PÓRTICOS DO DESEMPREGO
Regressei há dias de férias. Por
enquanto, ainda faço parte do grupo privilegiado cujas férias têm fim. (Há quem
tenha “férias” intermináveis e não saiba o que fazer à vida…) Foi um mês de
contenção, pois entre os trabalhadores deste país pertenço ao número daqueles
que deixaram de ter ordenado dobrado no Verão. Não fosse a recente decisão do
Tribunal Constitucional – e até pareceria que os únicos beneficiários do
regabofe despesista dos últimos governos haviam sido os funcionários públicos,
entre os quais orgulhosamente me incluo…
Dos poucos passeios que o
orçamento familiar permitiu, trouxe na memória a rapidez com que agora se
circula nas auto-estradas. É uma maravilha…, fatal, da nossa idade. Sem
dinheiro para o combustível, poucos se aventuram a sair da toca, num tempo de
enganos em que a “conjuntura internacional” é pretexto para aumentar
desmesuradamente a gasolina e o gasóleo, mas já não serve para baixar os seus
preços.
Nem só o preço do alimento fóssil
aumentou, contudo, a velocidade de circulação nas vias rápidas. Agora temos
sobre auto-estradas uns objectos metálicos novos e algo estranhos, chamados
“pórticos”, que permitem a circulação vertiginosa, sem paragens para pagamento,
sem a chatice da saudação a um portageiro. (Serão pórticos do paraíso ou do
inferno?) Curiosamente, também nas portagens antigas o elemento humano está em
vias de extinção. Aí temos ainda de parar, mas já não damos os “bons dias” a um
simpático (ou antipático) cidadão. Temos de lidar, apenas, com uma maquineta
que recolhe o carcanhol e agradece com uma voz metálica, gravada.
Não contesto a justiça do
princípio do “utilizador-pagador” nas auto-estradas portuguesas, desde que
existam vias alternativas onde se circule com segurança. Revolta-me contudo que
o acréscimo de lucro das concessionárias não se traduza num retorno social
justo, através da criação de um maior número de postos de trabalho. Pagaria a
portagem com muito menor azedume se soubesse que esse dinheiro contribuiria
para o emprego de um portageiro com família.

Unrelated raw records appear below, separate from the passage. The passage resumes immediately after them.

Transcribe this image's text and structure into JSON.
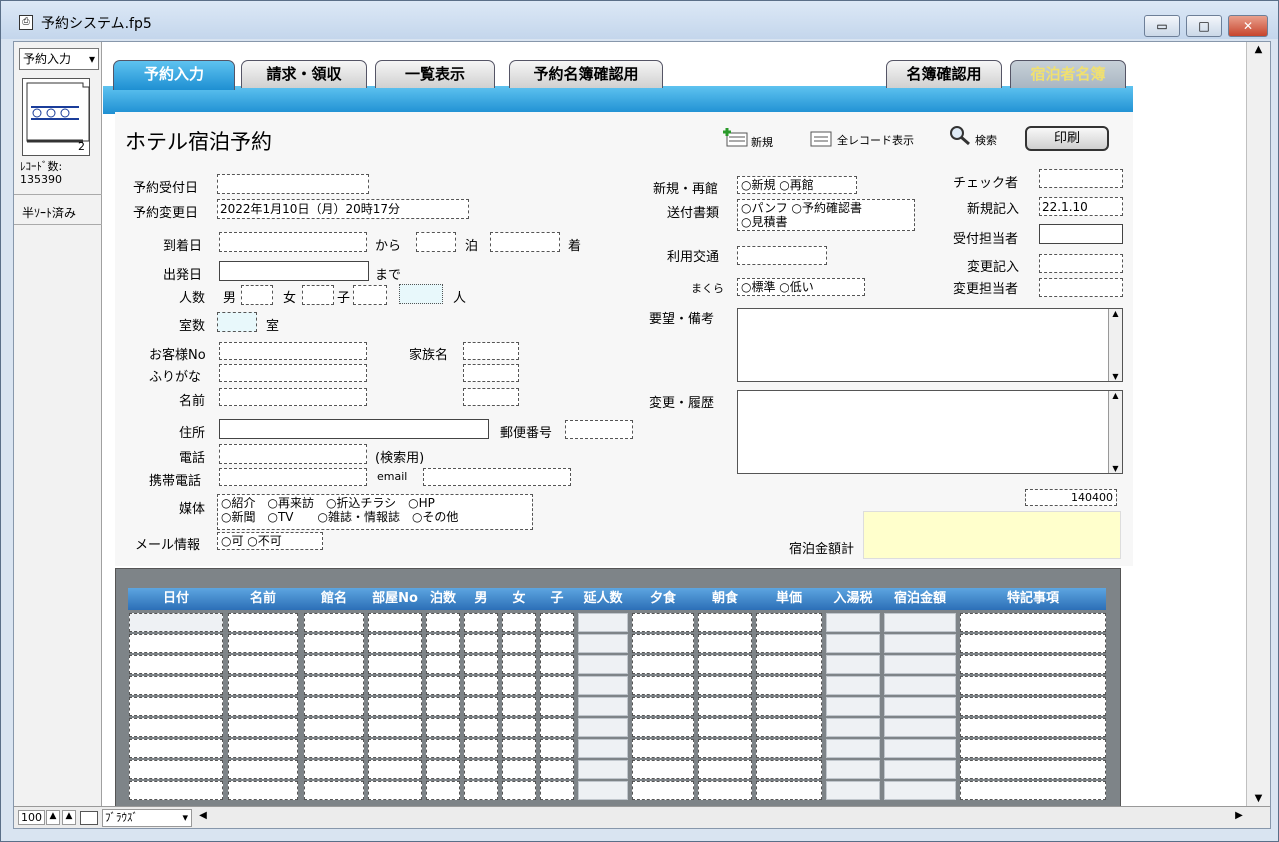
{
  "window": {
    "title": "予約システム.fp5",
    "minimize": "▭",
    "maximize": "□",
    "close": "✕"
  },
  "sidebar": {
    "layout_select": "予約入力",
    "book_number": "2",
    "record_count_label": "ﾚｺｰﾄﾞ数:",
    "record_count": "135390",
    "sort_status": "半ｿｰﾄ済み"
  },
  "tabs": [
    "予約入力",
    "請求・領収",
    "一覧表示",
    "予約名簿確認用",
    "名簿確認用",
    "宿泊者名簿"
  ],
  "toolbar": {
    "new": "新規",
    "show_all": "全レコード表示",
    "search": "検索",
    "print": "印刷"
  },
  "form": {
    "title": "ホテル宿泊予約",
    "reception_date_label": "予約受付日",
    "reception_date": "",
    "change_date_label": "予約変更日",
    "change_date": "2022年1月10日（月）20時17分",
    "arrival_label": "到着日",
    "from_label": "から",
    "nights_label": "泊",
    "arrive_label": "着",
    "departure_label": "出発日",
    "until_label": "まで",
    "people_label": "人数",
    "male_label": "男",
    "female_label": "女",
    "child_label": "子",
    "person_unit": "人",
    "rooms_label": "室数",
    "room_unit": "室",
    "customer_no_label": "お客様No",
    "furigana_label": "ふりがな",
    "name_label": "名前",
    "family_label": "家族名",
    "address_label": "住所",
    "zip_label": "郵便番号",
    "phone_label": "電話",
    "phone_note": "(検索用)",
    "mobile_label": "携帯電話",
    "email_label": "email",
    "media_label": "媒体",
    "media_row1": "○紹介　○再来訪　○折込チラシ　○HP",
    "media_row2": "○新聞　○TV　　○雑誌・情報誌　○その他",
    "mail_label": "メール情報",
    "mail_options": "○可 ○不可",
    "newvisit_label": "新規・再館",
    "newvisit_options": "○新規 ○再館",
    "send_docs_label": "送付書類",
    "send_docs_row1": "○パンフ ○予約確認書",
    "send_docs_row2": "○見積書",
    "transport_label": "利用交通",
    "pillow_label": "まくら",
    "pillow_options": "○標準 ○低い",
    "request_label": "要望・備考",
    "history_label": "変更・履歴",
    "checker_label": "チェック者",
    "new_entry_label": "新規記入",
    "new_entry": "22.1.10",
    "reception_staff_label": "受付担当者",
    "change_entry_label": "変更記入",
    "change_staff_label": "変更担当者",
    "total_number": "140400",
    "total_label": "宿泊金額計"
  },
  "table": {
    "headers": [
      "日付",
      "名前",
      "館名",
      "部屋No",
      "泊数",
      "男",
      "女",
      "子",
      "延人数",
      "夕食",
      "朝食",
      "単価",
      "入湯税",
      "宿泊金額",
      "特記事項"
    ]
  },
  "bottom": {
    "zoom": "100",
    "mode": "ﾌﾞﾗｳｽﾞ"
  }
}
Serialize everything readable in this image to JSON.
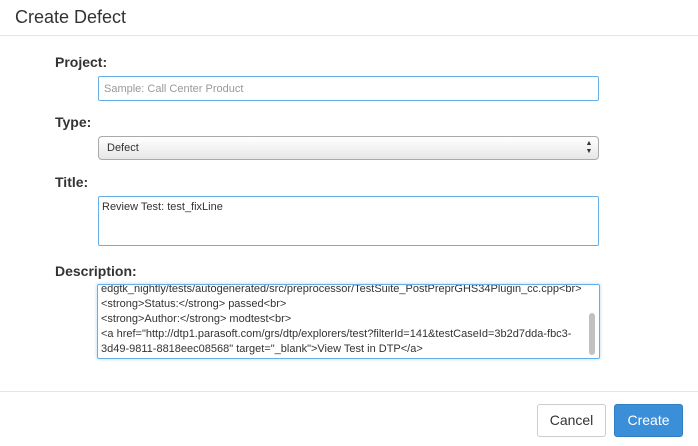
{
  "header": {
    "title": "Create Defect"
  },
  "form": {
    "project": {
      "label": "Project:",
      "value": "",
      "placeholder": "Sample: Call Center Product"
    },
    "type": {
      "label": "Type:",
      "selected": "Defect"
    },
    "title": {
      "label": "Title:",
      "value": "Review Test: test_fixLine"
    },
    "description": {
      "label": "Description:",
      "lines": [
        "edgtk_nightly/tests/autogenerated/src/preprocessor/TestSuite_PostPreprGHS34Plugin_cc.cpp<br>",
        "<strong>Status:</strong> passed<br>",
        "<strong>Author:</strong> modtest<br>",
        "<a href=\"http://dtp1.parasoft.com/grs/dtp/explorers/test?filterId=141&testCaseId=3b2d7dda-fbc3-",
        "3d49-9811-8818eec08568\" target=\"_blank\">View Test in DTP</a>"
      ]
    }
  },
  "footer": {
    "cancel_label": "Cancel",
    "create_label": "Create"
  },
  "colors": {
    "primary": "#3a8fd8",
    "focus_border": "#66afe9"
  }
}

Nós, contudo, não estamos livres
de culpas nesta substituição do homem pela máquina – com consequente aumento do
desemprego –, pois deixamo-nos enganar pelos ardis de um capitalismo
desumanizante e esclavagista, quando cedemos ao comodismo e à preguiça. Sempre
que usamos uma máquina para a execução de uma tarefa que poderia ser feita por
um semelhante nosso, com a devida remuneração, estamos a contribuir para o
despedimento de trabalhadores úteis, em idade activa. Se compramos em lojas
“on-line” estamos a fechar locais de comércio com rosto, se praticamos todas as
operações bancárias no “multibanco” ou na “internet” estamos a despedir pessoas
com que nos cruzamos todos os dias. São apenas dois exemplos.
O desemprego não é apenas um
problema dos indivíduos afectados por uma rasteira da vida. É um terramoto
social que, mais cedo ou mais tarde, provocará convulsões sociais seríssimas.
Sempre que contribuímos para a substituição do homem pela máquina estamos a
trabalhar ao lado daqueles que desejam a substituição de seres livres por seres
escravizados (e, já agora, alienados por uma boca dose de trampa televisiva).